BROOKSVILLE — When Chinsegut Nature Center director Kristin Wood organized the first Pioneer Day festival 15 years ago, it was with the hope that people in the community might enjoy spending the day living in the past and exploring what life was like before electricity, cars and telephones.
What she didn't expect that a number of visitors would find the activities such as ropemaking, cane weaving, butter churning so fascinating that they would take them up as a hobby. As a result, Wood now has a healthy list of volunteers who are willing to come out each year to share their skills.
"They like passing along something they consider is too important to let die out," said Wood. "It's the people who take the time and effort to learn those skills that helps keep them alive for the future."
Ridge Manor Estates resident Judie Bradley is one of those people. She will be at the festival from 9 a.m. to 4 p.m. Saturday, demonstrating the art of fabric weaving. The hobby found a calling in her two years ago after she watched someone demonstrate the loom.

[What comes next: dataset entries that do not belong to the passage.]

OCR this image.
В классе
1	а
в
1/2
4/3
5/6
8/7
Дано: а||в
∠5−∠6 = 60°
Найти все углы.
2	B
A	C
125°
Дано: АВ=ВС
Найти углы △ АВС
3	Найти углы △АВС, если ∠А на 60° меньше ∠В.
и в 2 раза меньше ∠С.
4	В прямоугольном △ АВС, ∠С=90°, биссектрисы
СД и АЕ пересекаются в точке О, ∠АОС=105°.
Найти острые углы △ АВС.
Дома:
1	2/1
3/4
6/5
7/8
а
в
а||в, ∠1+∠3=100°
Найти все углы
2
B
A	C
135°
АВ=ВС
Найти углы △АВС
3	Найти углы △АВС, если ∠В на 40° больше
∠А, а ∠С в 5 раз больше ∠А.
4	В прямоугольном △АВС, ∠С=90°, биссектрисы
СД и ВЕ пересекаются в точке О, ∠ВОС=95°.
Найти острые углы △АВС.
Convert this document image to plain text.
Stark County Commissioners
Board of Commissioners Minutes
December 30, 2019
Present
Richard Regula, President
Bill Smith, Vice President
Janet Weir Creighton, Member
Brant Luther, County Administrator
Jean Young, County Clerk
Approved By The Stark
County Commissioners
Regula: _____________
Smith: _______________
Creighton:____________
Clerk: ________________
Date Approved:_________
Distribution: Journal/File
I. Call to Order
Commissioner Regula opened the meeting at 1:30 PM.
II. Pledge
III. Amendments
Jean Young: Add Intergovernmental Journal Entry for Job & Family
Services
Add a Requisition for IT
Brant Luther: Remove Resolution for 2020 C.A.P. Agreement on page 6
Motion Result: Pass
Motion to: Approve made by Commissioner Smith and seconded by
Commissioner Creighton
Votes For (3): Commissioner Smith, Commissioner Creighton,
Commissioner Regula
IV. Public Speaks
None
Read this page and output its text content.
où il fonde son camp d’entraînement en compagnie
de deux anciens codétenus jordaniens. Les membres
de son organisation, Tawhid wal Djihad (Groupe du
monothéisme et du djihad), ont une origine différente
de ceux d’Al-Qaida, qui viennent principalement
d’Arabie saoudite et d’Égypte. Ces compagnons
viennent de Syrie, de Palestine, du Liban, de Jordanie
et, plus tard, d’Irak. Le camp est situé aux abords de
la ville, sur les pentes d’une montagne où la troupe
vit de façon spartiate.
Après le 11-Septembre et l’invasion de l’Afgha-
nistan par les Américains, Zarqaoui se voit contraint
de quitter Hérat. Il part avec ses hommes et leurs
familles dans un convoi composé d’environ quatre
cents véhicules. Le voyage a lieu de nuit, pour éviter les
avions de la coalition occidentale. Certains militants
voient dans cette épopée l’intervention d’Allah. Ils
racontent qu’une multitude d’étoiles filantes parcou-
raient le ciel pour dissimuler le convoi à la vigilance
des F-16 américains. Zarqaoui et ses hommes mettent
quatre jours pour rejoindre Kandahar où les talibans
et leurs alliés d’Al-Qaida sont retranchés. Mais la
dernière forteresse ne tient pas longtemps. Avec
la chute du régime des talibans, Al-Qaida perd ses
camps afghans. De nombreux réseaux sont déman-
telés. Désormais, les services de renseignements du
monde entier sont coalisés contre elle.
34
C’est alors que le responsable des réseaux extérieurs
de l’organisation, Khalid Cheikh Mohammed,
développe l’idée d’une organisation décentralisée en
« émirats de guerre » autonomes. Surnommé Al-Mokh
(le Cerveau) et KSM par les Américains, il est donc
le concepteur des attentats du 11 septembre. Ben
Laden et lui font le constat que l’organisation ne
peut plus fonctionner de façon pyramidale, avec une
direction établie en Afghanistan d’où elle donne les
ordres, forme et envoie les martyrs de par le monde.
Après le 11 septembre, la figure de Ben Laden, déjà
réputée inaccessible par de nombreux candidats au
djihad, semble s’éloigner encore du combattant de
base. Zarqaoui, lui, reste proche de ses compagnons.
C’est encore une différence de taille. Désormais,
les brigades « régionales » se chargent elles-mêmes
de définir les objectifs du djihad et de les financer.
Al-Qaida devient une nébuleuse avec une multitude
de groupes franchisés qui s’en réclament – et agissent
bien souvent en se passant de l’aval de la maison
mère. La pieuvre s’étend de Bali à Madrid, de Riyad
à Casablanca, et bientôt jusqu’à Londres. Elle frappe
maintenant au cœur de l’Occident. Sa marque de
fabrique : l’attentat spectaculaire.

"I gave it a try and I was instantly hooked," Bradley said. "It gets in you. The more you do it, the more you want to learn."
Although the basic fabric weaving process is fairly simple, Bradley insists that it's more intricate than it looks.
"It takes time and you have to have a good amount of patience," she offered. "It makes you appreciate the time it took 150 years ago to make something simple like a cotton shirt."
In fact, Bradley contends it takes nearly five hours to thread the necessary fiber through the loom to a three-yard square of cotton fabric. And it takes another five hours operating the machine to make the cloth.
Bradley said that her greatest joy is showing young children how to operate the loom.
"That's why I love the festival so much," she said. "It's all about hands-on. I think kids appreciate that there are fun activities that don't involve sitting down in front of something to be entertained."